For an example, look at Frito-Lay, a division of PepsiCo, which is moving beyond the middle class. Frito-Lay president Tom Greco calls it market “bifurcation.” Instead of counting on the big middle of the American consumer economy, he’s counting on splitting focus between two distinct markets, because, as Ann Mukherjee, the company’s chief marketing officer, says, “the rich are getting richer and the poor are getting poorer.” That’s hardly a novel observation. But it’s a serious change when Frito-Lay, which is an important part of PepsiCo’s operations, starts to put that into practice. The issue is growth.

According to Goldman Sachs, as reported by the Wall Street Journal story, the part of the snack industry targeting the lower end of the economic spectrum is predicted to grow by four percent this year. The premium part of the market has grown seven percent in the last two years. The middle? Expect about two percent growth.
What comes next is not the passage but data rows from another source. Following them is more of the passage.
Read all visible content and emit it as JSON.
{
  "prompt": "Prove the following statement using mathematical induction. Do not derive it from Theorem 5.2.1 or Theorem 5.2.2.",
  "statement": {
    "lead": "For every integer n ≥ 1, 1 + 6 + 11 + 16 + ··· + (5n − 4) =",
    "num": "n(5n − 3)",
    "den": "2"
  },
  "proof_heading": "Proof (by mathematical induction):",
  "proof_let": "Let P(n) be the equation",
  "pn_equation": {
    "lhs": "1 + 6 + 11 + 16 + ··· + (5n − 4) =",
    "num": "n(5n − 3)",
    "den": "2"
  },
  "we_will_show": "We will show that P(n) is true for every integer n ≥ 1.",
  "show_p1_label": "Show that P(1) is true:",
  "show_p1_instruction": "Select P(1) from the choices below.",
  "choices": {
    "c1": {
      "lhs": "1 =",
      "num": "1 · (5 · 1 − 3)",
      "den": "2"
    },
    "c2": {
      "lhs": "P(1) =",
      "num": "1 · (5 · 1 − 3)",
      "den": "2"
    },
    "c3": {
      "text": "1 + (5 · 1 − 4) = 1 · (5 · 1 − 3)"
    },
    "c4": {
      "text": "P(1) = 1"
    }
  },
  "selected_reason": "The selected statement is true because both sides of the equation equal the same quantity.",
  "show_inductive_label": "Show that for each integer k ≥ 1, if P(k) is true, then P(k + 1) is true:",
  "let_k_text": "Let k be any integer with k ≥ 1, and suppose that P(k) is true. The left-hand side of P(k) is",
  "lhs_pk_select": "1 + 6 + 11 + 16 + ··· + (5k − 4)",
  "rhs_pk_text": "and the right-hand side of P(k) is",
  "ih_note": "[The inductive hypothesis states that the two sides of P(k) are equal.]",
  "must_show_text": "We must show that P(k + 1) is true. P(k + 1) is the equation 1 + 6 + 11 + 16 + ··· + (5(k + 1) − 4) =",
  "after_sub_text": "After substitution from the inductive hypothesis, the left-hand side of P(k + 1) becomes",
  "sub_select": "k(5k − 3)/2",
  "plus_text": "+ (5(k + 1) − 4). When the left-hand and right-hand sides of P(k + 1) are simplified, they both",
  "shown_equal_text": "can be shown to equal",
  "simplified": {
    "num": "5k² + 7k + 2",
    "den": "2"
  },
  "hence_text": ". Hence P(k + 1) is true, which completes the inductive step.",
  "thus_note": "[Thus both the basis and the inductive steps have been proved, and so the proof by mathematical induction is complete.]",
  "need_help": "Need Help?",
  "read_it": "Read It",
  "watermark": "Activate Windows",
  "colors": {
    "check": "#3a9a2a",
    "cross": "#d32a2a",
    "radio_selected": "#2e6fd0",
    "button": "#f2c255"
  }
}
Not that the middle market goes away — far from it. But it won’t drive the growth the company needs. In that sense, Frito-Lay is a lot like another brand icon. Procter & Gamble is also working a bifurcated strategy, only for slightly different reasons. P&G found that as the economic hammer came down on the country (household assets for Middle America grew at 2.4 percent annually from 2001 to 2007 and then dropped 26.2 percent by 2010), many middle class shoppers moved to less expensive products.

Other companies — A.J. Heinz, Citigroup, Family Dollar Stores, and Kellogg are staking out the areas that make most sense for them. How do you manage that effectively? Use geographic information systems, or GIS. The technology allows complex analysis of wide ranges of data that have a connection to geography. A company using GIS can look at household incomes, purchasing intentions, and their own sales by location. Managers can see what geographic regions house the most active purchasers and then look at what products specifically that people buy.

Such patterns will help show if, for a given product line, there seems to be a bifurcation happening and, if so. What the company’s most attractive offerings seem to be. That can help managers create new strategies to deal with the systemic societal changes.